Highly Correlated Activity across Higher-Order Thalamic Nuclei in Awake and Anesthetized States

Higher-order (HO) thalamic nuclei are enigmatic. Unlike first-order thalamic regions which are known to primarily relay sensory signals to the neocortex, the functions of HO thalamic nuclei remain far less clear. Although previous studies indicate HO thalamic nuclei influence cortical processing and consciousness, most studies examined single nuclei in isolation. To investigate the effect of conscious state across nuclei, we simultaneously recorded local field potentials (LFP) and multi-unit activity (MUA) across multiple thalamic nuclei in awake and anesthetized mice during sensory stimulation.

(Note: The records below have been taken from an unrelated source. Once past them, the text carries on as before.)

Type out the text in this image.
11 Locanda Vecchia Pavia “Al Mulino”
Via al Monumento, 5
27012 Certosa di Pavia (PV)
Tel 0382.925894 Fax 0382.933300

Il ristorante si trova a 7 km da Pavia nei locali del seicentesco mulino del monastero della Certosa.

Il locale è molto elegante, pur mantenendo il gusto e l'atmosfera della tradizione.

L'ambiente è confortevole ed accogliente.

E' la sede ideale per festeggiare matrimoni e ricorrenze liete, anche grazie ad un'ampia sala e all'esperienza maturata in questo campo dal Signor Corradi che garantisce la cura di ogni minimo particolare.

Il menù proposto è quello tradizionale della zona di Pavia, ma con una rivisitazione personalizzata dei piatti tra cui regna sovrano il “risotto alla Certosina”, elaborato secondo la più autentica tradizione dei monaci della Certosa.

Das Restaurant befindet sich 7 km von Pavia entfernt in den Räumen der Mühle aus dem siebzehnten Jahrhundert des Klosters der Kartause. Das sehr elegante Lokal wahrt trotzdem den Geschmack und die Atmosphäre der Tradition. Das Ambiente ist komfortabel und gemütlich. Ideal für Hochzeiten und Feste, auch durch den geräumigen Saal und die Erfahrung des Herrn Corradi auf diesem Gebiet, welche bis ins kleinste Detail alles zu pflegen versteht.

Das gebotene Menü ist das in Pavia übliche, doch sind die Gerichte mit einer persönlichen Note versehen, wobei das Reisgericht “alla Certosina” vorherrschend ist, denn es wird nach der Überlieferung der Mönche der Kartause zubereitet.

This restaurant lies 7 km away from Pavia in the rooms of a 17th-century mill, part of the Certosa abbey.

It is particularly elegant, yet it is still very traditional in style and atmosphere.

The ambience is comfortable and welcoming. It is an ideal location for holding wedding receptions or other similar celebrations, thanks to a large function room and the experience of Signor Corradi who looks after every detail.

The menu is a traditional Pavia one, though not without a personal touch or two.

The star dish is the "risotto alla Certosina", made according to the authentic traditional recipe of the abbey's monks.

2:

The effect of voluntary locomotion was also studied in the awake state. Surprisingly, we found that LFP traces were strongly correlated across HO nuclei in both states, which cannot be explained by volume conduction alone, suggesting the existence of shared synaptic inputs. Anesthesia significantly reduced MUA across HO nuclei, while in the awake state locomotion and sensory stimuli activated many nuclei, including those that have not classically been regarded as sensory or motor. Moreover, we found that sensory responses of HO nuclei depended on the sensory modality and conscious state of the animal. These findings challenge the classical view of the higher-order thalamus being the aggregate of isolated, independent nuclei.